During the first half of the Twentieth Century, most of Franklin County’s towns supported community teams, which were a major source of recreation for both the players and the town. Centropolis, Lane, LeLoup, Ottawa, Princeton, Richmond and Wellsville cheered for their own local teams. Other teams traveled to Franklin County to play. The most notable team to visit Franklin County was the Kansas City Monarchs, which played LeLoup during the Modern Woodmen of America picnic in Seylers Grove on August 21, 1929.
“The M.W.A. picnic illustrates how baseball was about much more than the game back then,” said Deborah Barker, executive director of the Franklin County Historical Society. “The picnic was a two-day celebration with music, food, prizes, and several baseball games featuring local teams as well as the Monarchs.”

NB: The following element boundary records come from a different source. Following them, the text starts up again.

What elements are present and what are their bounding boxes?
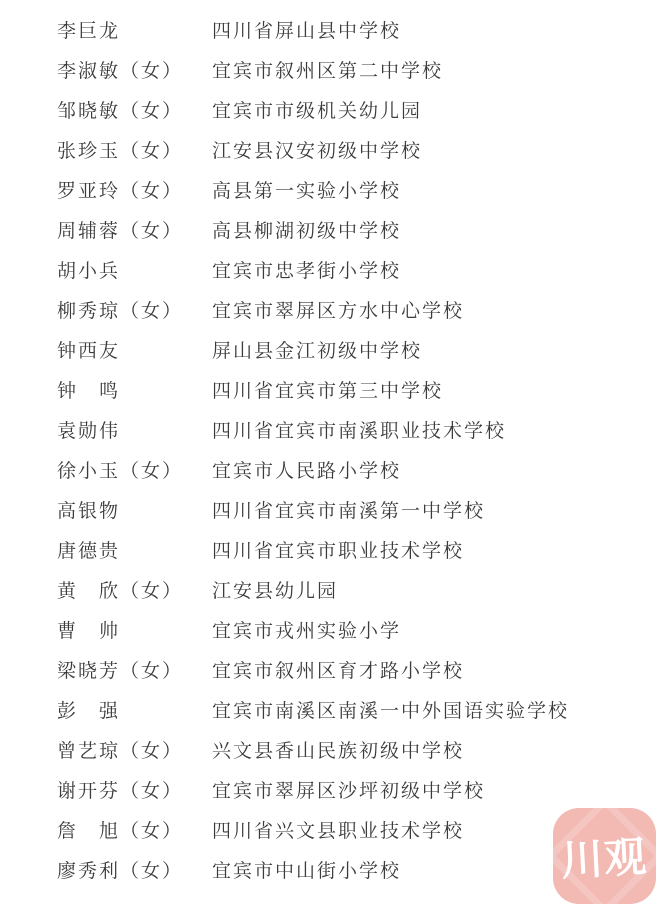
teacher-name: 高银物 bbox=[57, 496, 212, 523]
school-name: 宜宾市翠屏区沙坪初级中学校 bbox=[212, 776, 664, 803]
roster-row: 谢开芬（女） 宜宾市翠屏区沙坪初级中学校 bbox=[0, 769, 664, 809]
roster-row: 彭 强 宜宾市南溪区南溪一中外国语实验学校 bbox=[0, 689, 664, 729]
roster-row: 钟 鸣 四川省宜宾市第三中学校 bbox=[0, 369, 664, 409]
chuanguan-watermark-logo: 川观 bbox=[553, 808, 656, 904]
roster-row: 黄 欣（女） 江安县幼儿园 bbox=[0, 569, 664, 609]
teacher-name: 张珍玉（女） bbox=[57, 136, 212, 163]
teacher-name: 彭 强 bbox=[57, 696, 212, 723]
teacher-name: 梁晓芳（女） bbox=[57, 656, 212, 683]
school-name: 兴文县香山民族初级中学校 bbox=[212, 736, 664, 763]
teacher-name: 罗亚玲（女） bbox=[57, 176, 212, 203]
school-name: 四川省屏山县中学校 bbox=[212, 16, 664, 43]
teacher-name: 邹晓敏（女） bbox=[57, 96, 212, 123]
roster-row: 张珍玉（女） 江安县汉安初级中学校 bbox=[0, 129, 664, 169]
teacher-name: 柳秀琼（女） bbox=[57, 296, 212, 323]
roster-row: 钟西友 屏山县金江初级中学校 bbox=[0, 329, 664, 369]
teacher-name: 周辅蓉（女） bbox=[57, 216, 212, 243]
teacher-name: 袁勋伟 bbox=[57, 416, 212, 443]
teacher-name: 李巨龙 bbox=[57, 16, 212, 43]
teacher-name: 谢开芬（女） bbox=[57, 776, 212, 803]
roster-row: 胡小兵 宜宾市忠孝街小学校 bbox=[0, 249, 664, 289]
school-name: 四川省宜宾市职业技术学校 bbox=[212, 536, 664, 563]
teacher-name: 李淑敏（女） bbox=[57, 56, 212, 83]
teacher-name: 胡小兵 bbox=[57, 256, 212, 283]
roster-row: 梁晓芳（女） 宜宾市叙州区育才路小学校 bbox=[0, 649, 664, 689]
roster-row: 唐德贵 四川省宜宾市职业技术学校 bbox=[0, 529, 664, 569]
school-name: 高县柳湖初级中学校 bbox=[212, 216, 664, 243]
roster-row: 柳秀琼（女） 宜宾市翠屏区方水中心学校 bbox=[0, 289, 664, 329]
roster-row: 曾艺琼（女） 兴文县香山民族初级中学校 bbox=[0, 729, 664, 769]
school-name: 宜宾市戎州实验小学 bbox=[212, 616, 664, 643]
school-name: 屏山县金江初级中学校 bbox=[212, 336, 664, 363]
document-page: 李巨龙 四川省屏山县中学校 李淑敏（女） 宜宾市叙州区第二中学校 邹晓敏（女） … bbox=[0, 0, 664, 912]
roster: 李巨龙 四川省屏山县中学校 李淑敏（女） 宜宾市叙州区第二中学校 邹晓敏（女） … bbox=[0, 9, 664, 889]
school-name: 高县第一实验小学校 bbox=[212, 176, 664, 203]
roster-row: 李淑敏（女） 宜宾市叙州区第二中学校 bbox=[0, 49, 664, 89]
school-name: 宜宾市人民路小学校 bbox=[212, 456, 664, 483]
roster-row: 曹 帅 宜宾市戎州实验小学 bbox=[0, 609, 664, 649]
teacher-name: 钟西友 bbox=[57, 336, 212, 363]
roster-row: 罗亚玲（女） 高县第一实验小学校 bbox=[0, 169, 664, 209]
teacher-name: 詹 旭（女） bbox=[57, 816, 212, 843]
teacher-name: 唐德贵 bbox=[57, 536, 212, 563]
teacher-name: 曹 帅 bbox=[57, 616, 212, 643]
roster-row: 李巨龙 四川省屏山县中学校 bbox=[0, 9, 664, 49]
teacher-name: 黄 欣（女） bbox=[57, 576, 212, 603]
school-name: 四川省宜宾市南溪职业技术学校 bbox=[212, 416, 664, 443]
teacher-name: 曾艺琼（女） bbox=[57, 736, 212, 763]
school-name: 宜宾市南溪区南溪一中外国语实验学校 bbox=[212, 696, 664, 723]
teacher-name: 徐小玉（女） bbox=[57, 456, 212, 483]
school-name: 宜宾市市级机关幼儿园 bbox=[212, 96, 664, 123]
roster-row: 高银物 四川省宜宾市南溪第一中学校 bbox=[0, 489, 664, 529]
school-name: 四川省宜宾市第三中学校 bbox=[212, 376, 664, 403]
watermark-text: 川观 bbox=[560, 824, 649, 888]
school-name: 四川省宜宾市南溪第一中学校 bbox=[212, 496, 664, 523]
roster-row: 周辅蓉（女） 高县柳湖初级中学校 bbox=[0, 209, 664, 249]
roster-row: 邹晓敏（女） 宜宾市市级机关幼儿园 bbox=[0, 89, 664, 129]
school-name: 宜宾市叙州区第二中学校 bbox=[212, 56, 664, 83]
school-name: 宜宾市叙州区育才路小学校 bbox=[212, 656, 664, 683]
school-name: 江安县幼儿园 bbox=[212, 576, 664, 603]
school-name: 宜宾市忠孝街小学校 bbox=[212, 256, 664, 283]
roster-row: 徐小玉（女） 宜宾市人民路小学校 bbox=[0, 449, 664, 489]
roster-row: 袁勋伟 四川省宜宾市南溪职业技术学校 bbox=[0, 409, 664, 449]
school-name: 江安县汉安初级中学校 bbox=[212, 136, 664, 163]
school-name: 宜宾市翠屏区方水中心学校 bbox=[212, 296, 664, 323]
teacher-name: 钟 鸣 bbox=[57, 376, 212, 403]
teacher-name: 廖秀利（女） bbox=[57, 856, 212, 883]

Many local teams were sponsored by companies like Ottawa Car Works, Business Man’s Assurance Co., and KCP&L.
Notably missing from Franklin County’s history are high school teams. During the late 1800s and early 1900s, baseball was considered a “low” sport, encouraging drinking, tobacco chewing, and gambling, and many high schools refused to incorporate baseball into their athletic programs.
However, baseball was one of the earliest sports played at Ottawa University. According to Dave Malone, author of Ottawa University: 150 Years of Significance, it is believed that the Ottawa Indians played a version of baseball called “Two Old Cat” on the grounds now occupied by the Administration Building. By 1876, Ottawa University had its own official team.

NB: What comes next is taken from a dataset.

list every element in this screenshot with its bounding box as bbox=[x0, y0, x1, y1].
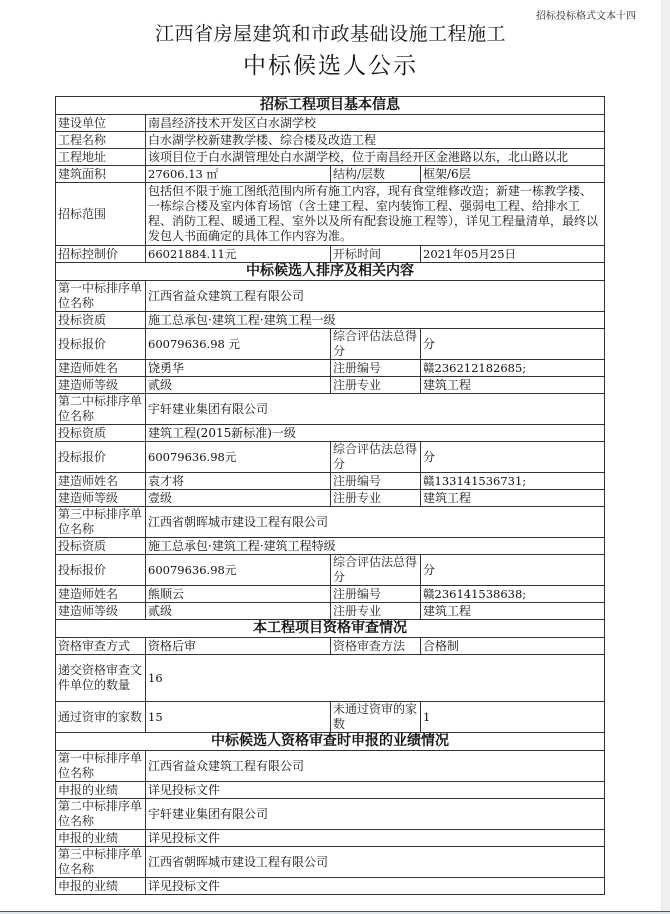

Although Franklin County was not a hotbed for producing professional players, a few Franklin Countians have gone on to play in the minors and two players with Williamsburg roots—Lou McEvoy and Willie “Willie the Knuck” Ramsdell—made it to the majors.
And for a brief eight weeks in 1924, Ottawa was the temporary home of the McCloskeys, a minor league team from Newton. A member of the Southwestern League, the team was temporarily displaced when a microburst knocked down the stands and fences in their own field, and they played in Ottawa until their park was rebuilt.
The Old Depot Museum’s exhibit features photos, jerseys, pennants, and baseball equipment, as well as the stories of some of the players who made it to the minors and the majors. Several artifacts are on loan from the Richmond Community Museum and Appanoose Museum, two regional museums in Franklin County. The Franklin County Historical Society also hosted two events: the screening of Town Ball: Bigger than Baseball at the Plaza Cinema on June 21 and speaker Phil Dixon, who presented A Baseball Revolution: the Kansas City Monarchs in Our Hometown on July 21.